Unfortunately our plans were derailed by a number of different reasons and our night away didn’t happen. Instead we happily stood by our old tradition of snuggling by the fire with Chinese take- out and wine.
Whenever I start to plan ahead for the next year, month or even weekend, I suddenly turn into this travel agent guru and am sidetracked by a luxurious week‘s stay on Kauai. Just as I am ready to mentally book the vacation of a lifetime, my husband snaps me back into reality, “I want to make sure we are starting off the year on the same page, thinking about what things we should change, maybe talk about some resolutions we want to make.”
I don’t make New Year’s resolutions, I figure if I’m not doing it already I won’t start just because it’s January, but I do attempt to go back to what was working in my life . I have all these great ideas but I get lazy or busy and then stop doing the things that I really liked or made a real difference in my life. One of those great ideas that fell by the wayside had been nagging at me lately and it was something my mom told me when I first was married.
This doesn’t mean not to hold any expectations, I think having some expectations are important, but for me it means to surrender my own expectations that I put onto others, mainly my husband. I expect that he will love me and keep our vows, but it’s unfair for me to place my unrealistic expectations on him. If they are my expectations why should he have to live up to them, shouldn’t I be the one doing that for myself? He can’t be everything I need; no one person could possibly meet all my needs and expectations. That’s a lot of weight to put on one person. I don’t want my husband to expect things of me that I can’t possibly fulfill. I’ve had to get honest with myself and realize some of my expectations are about some image or idea that I have dreamed up. Expectations can cause resentment followed by frustrations towards each other. Now add a little strained marriage into the picture and it’s really hard to be a good parent.
I struggle terribly with demanding he come home from work earlier, the fact is he has a lot of responsibilities that don’t fit into a 9-5 time frame. When he finally does come home, instead of welcoming him, I scowl and fuss at him for being home so late and making me have to do it all. In response he is hurt and becomes defensive or basically wants to get away from me so he doesn’t have to hear me complain. Nice way to end your day together.

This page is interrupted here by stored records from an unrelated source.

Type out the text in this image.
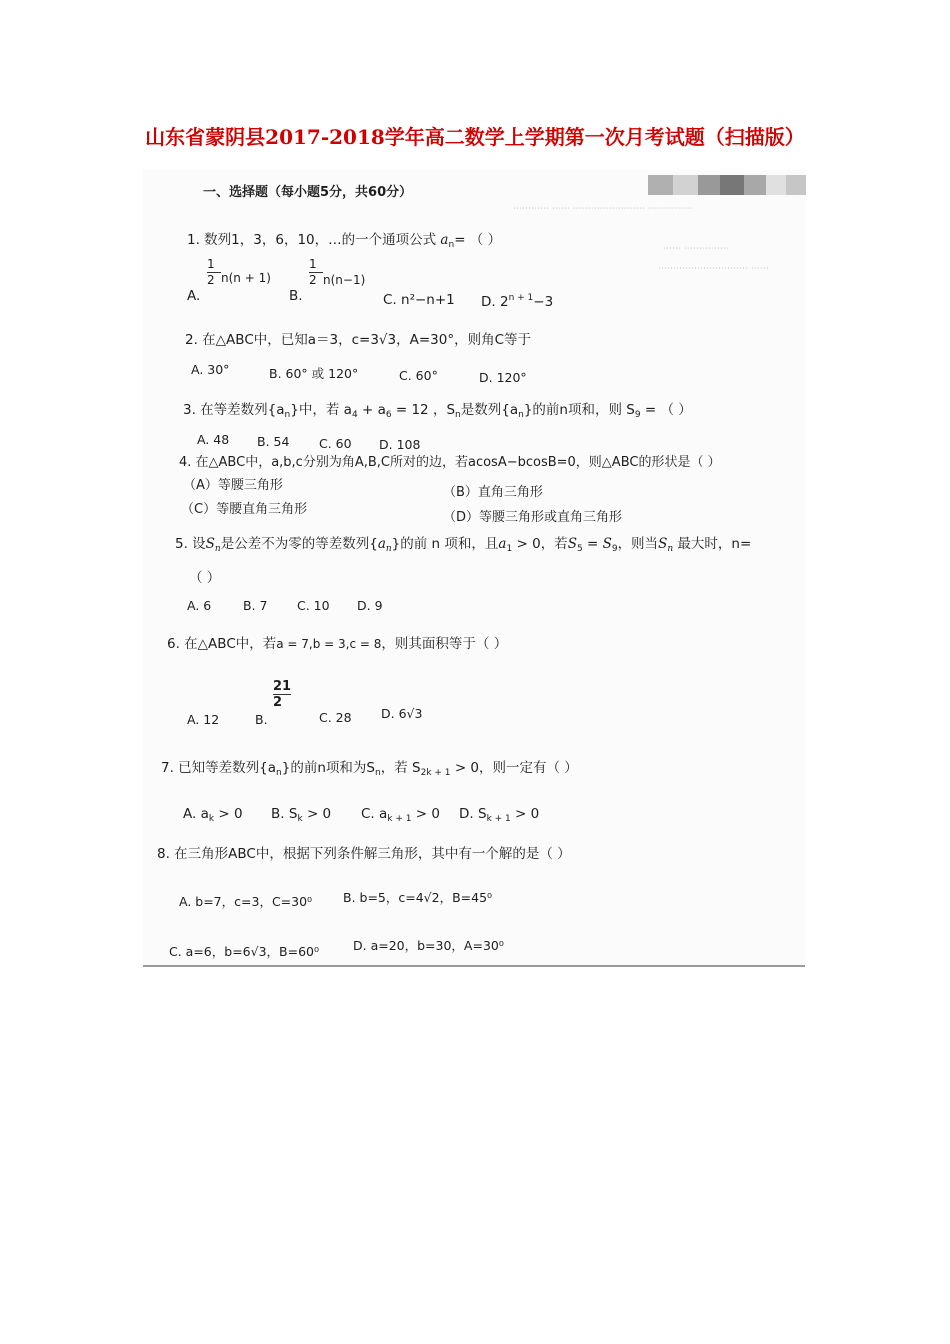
山东省蒙阴县2017-2018学年高二数学上学期第一次月考试题（扫描版）
⋯⋯⋯⋯ ⋯⋯ ⋯⋯⋯⋯⋯⋯⋯⋯ ⋯⋯⋯⋯⋯
⋯⋯ ⋯⋯⋯⋯⋯
⋯⋯⋯⋯⋯⋯⋯⋯⋯⋯ ⋯⋯
一、选择题（每小题5分，共60分）
1. 数列1，3，6，10，…的一个通项公式 $a_n=$ （ ）
A.
1
2 n(n + 1)
B.
1
2 n(n−1)
C. n²−n+1 D. $2^{n + 1}-3$
2. 在△ABC中，已知a＝3，c=3√3，A=30°，则角C等于
A. 30°	B. 60° 或 120°	C. 60°	D. 120°
3. 在等差数列$\{a_n\}$中，若 $a_4 + a_6 = 12$ ，$S_n$是数列$\{a_n\}$的前n项和，则 $S_9$ = （ ）
A. 48 B. 54 C. 60 D. 108
4. 在△ABC中，a,b,c分别为角A,B,C所对的边，若acosA−bcosB=0，则△ABC的形状是（ ）
（A）等腰三角形	（B）直角三角形
（C）等腰直角三角形
（D）等腰三角形或直角三角形
5. 设$S_n$是公差不为零的等差数列$\{a_n\}$的前 n 项和，且$a_1 > 0$，若$S_5 = S_9$，则当$S_n$ 最大时，n=
（ ）
A. 6	B. 7 C. 10 D. 9
6. 在△ABC中，若a = 7,b = 3,c = 8，则其面积等于（ ）
A. 12	B.
21
2
C. 28 D. 6√3
7. 已知等差数列$\{a_n\}$的前n项和为$S_n$，若 $S_{2k + 1} > 0$，则一定有（ ）
A. $a_k > 0$ B. $S_k > 0$ C. $a_{k + 1} > 0$ D. $S_{k + 1} > 0$
8. 在三角形ABC中，根据下列条件解三角形，其中有一个解的是（ ）
A. b=7，c=3，C=30⁰ B. b=5，c=4√2，B=45⁰
C. a=6，b=6√3，B=60⁰	D. a=20，b=30，A=30⁰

So I stuffed all my expectations of the perfect family sitting down together for dinner and when he came home exhausted at 7:30, I showed him warmth and compassion instead. His whole attitude and demeanor changed and he was happier to be home and even more helpful than usual. I am someone who thinks my every thought should be heard -a you better listen to me or else kind of wife- so imagine how hard it was to stifle my rantings. But I have to admit I felt better being respectful and understanding towards him rather than my usual exasperating self.

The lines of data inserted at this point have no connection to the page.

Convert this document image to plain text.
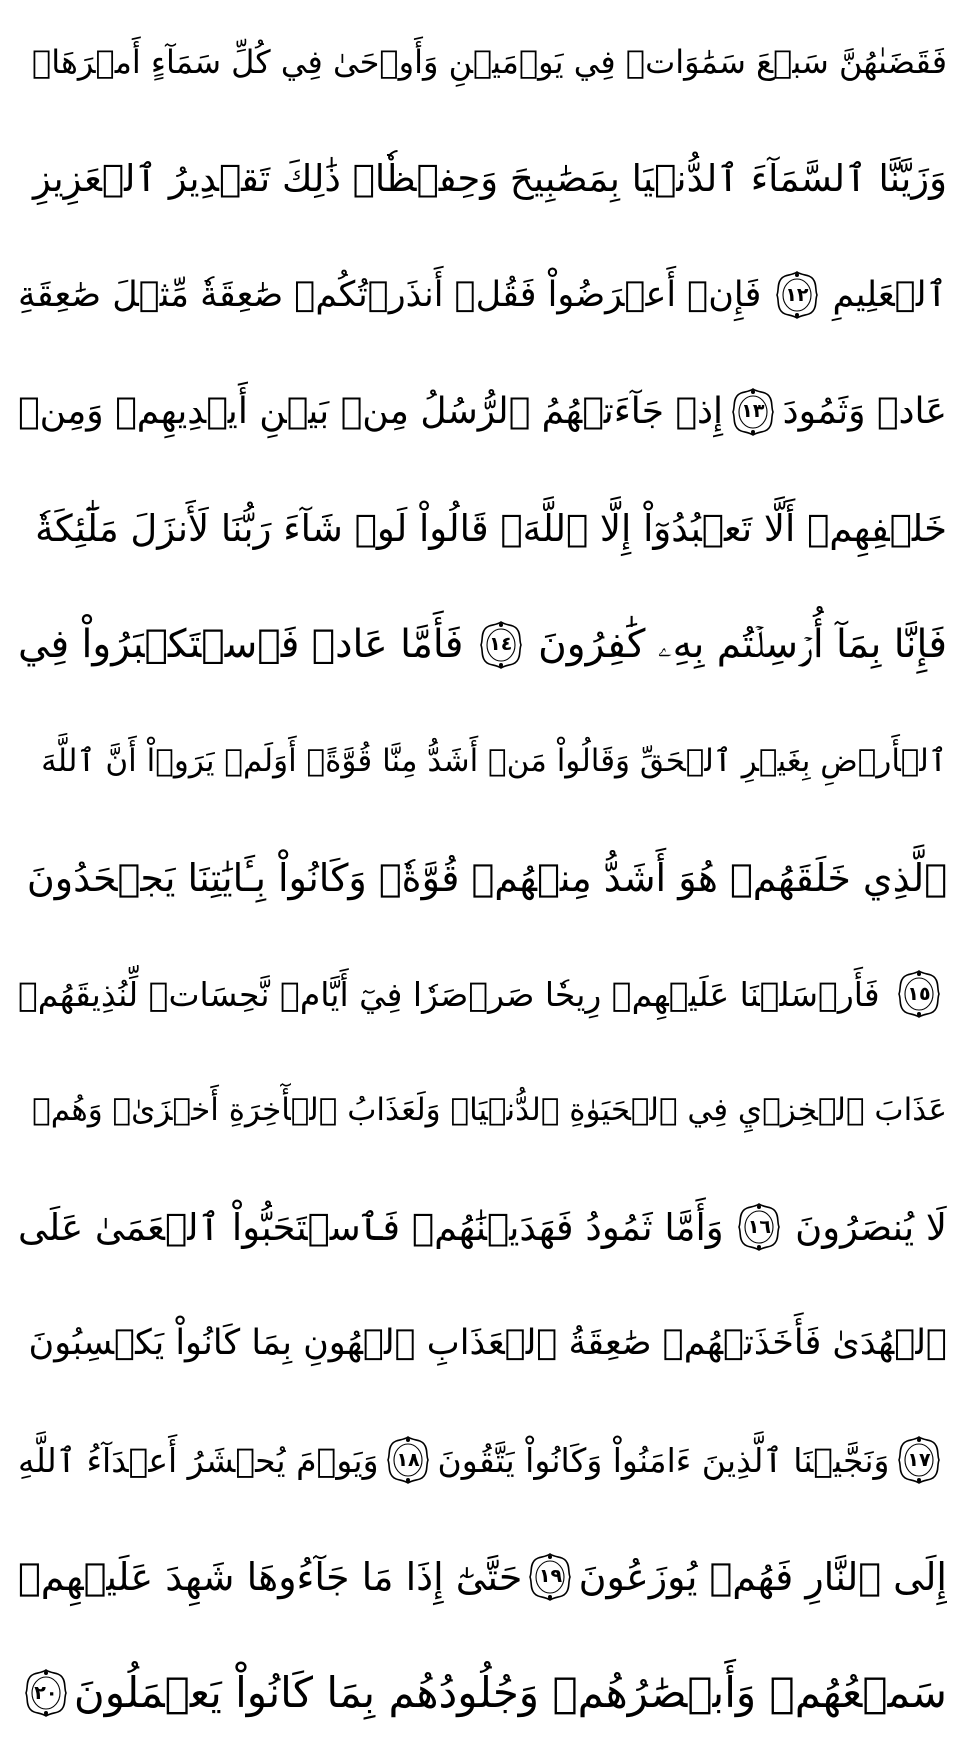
فَقَضَىٰهُنَّ سَبۡعَ سَمَٰوَاتٖ فِي يَوۡمَيۡنِ وَأَوۡحَىٰ فِي كُلِّ سَمَآءٍ أَمۡرَهَاۚ
وَزَيَّنَّا ٱلسَّمَآءَ ٱلدُّنۡيَا بِمَصَٰبِيحَ وَحِفۡظٗاۚ ذَٰلِكَ تَقۡدِيرُ ٱلۡعَزِيزِ
ٱلۡعَلِيمِ
١٢
فَإِنۡ أَعۡرَضُواْ فَقُلۡ أَنذَرۡتُكُمۡ صَٰعِقَةٗ مِّثۡلَ صَٰعِقَةِ
عَادٖ وَثَمُودَ
١٣
إِذۡ جَآءَتۡهُمُ ٱلرُّسُلُ مِنۢ بَيۡنِ أَيۡدِيهِمۡ وَمِنۡ
خَلۡفِهِمۡ أَلَّا تَعۡبُدُوٓاْ إِلَّا ٱللَّهَۖ قَالُواْ لَوۡ شَآءَ رَبُّنَا لَأَنزَلَ مَلَٰٓئِكَةٗ
فَإِنَّا بِمَآ أُرۡسِلۡتُم بِهِۦ كَٰفِرُونَ
١٤
فَأَمَّا عَادٞ فَٱسۡتَكۡبَرُواْ فِي
ٱلۡأَرۡضِ بِغَيۡرِ ٱلۡحَقِّ وَقَالُواْ مَنۡ أَشَدُّ مِنَّا قُوَّةًۖ أَوَلَمۡ يَرَوۡاْ أَنَّ ٱللَّهَ
ٱلَّذِي خَلَقَهُمۡ هُوَ أَشَدُّ مِنۡهُمۡ قُوَّةٗۖ وَكَانُواْ بِـَٔايَٰتِنَا يَجۡحَدُونَ
١٥
فَأَرۡسَلۡنَا عَلَيۡهِمۡ رِيحٗا صَرۡصَرٗا فِيٓ أَيَّامٖ نَّحِسَاتٖ لِّنُذِيقَهُمۡ
عَذَابَ ٱلۡخِزۡيِ فِي ٱلۡحَيَوٰةِ ٱلدُّنۡيَاۖ وَلَعَذَابُ ٱلۡأٓخِرَةِ أَخۡزَىٰۖ وَهُمۡ
لَا يُنصَرُونَ
١٦
وَأَمَّا ثَمُودُ فَهَدَيۡنَٰهُمۡ فَٱسۡتَحَبُّواْ ٱلۡعَمَىٰ عَلَى
ٱلۡهُدَىٰ فَأَخَذَتۡهُمۡ صَٰعِقَةُ ٱلۡعَذَابِ ٱلۡهُونِ بِمَا كَانُواْ يَكۡسِبُونَ
١٧
وَنَجَّيۡنَا ٱلَّذِينَ ءَامَنُواْ وَكَانُواْ يَتَّقُونَ
١٨
وَيَوۡمَ يُحۡشَرُ أَعۡدَآءُ ٱللَّهِ
إِلَى ٱلنَّارِ فَهُمۡ يُوزَعُونَ
١٩
حَتَّىٰٓ إِذَا مَا جَآءُوهَا شَهِدَ عَلَيۡهِمۡ
سَمۡعُهُمۡ وَأَبۡصَٰرُهُمۡ وَجُلُودُهُم بِمَا كَانُواْ يَعۡمَلُونَ
٢٠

So, I am focused on all the wonderful things he does, like building our basement and saving us hundreds of dollars or staying up late to clean so I can wake up to a sparkling spotless kitchen. He is my kitchen fairy.
I have found it freeing to release some of my expectations and I think my husband feels more valued and appreciated. If those are the results than perhaps I just found my New Year’s resolution afterall.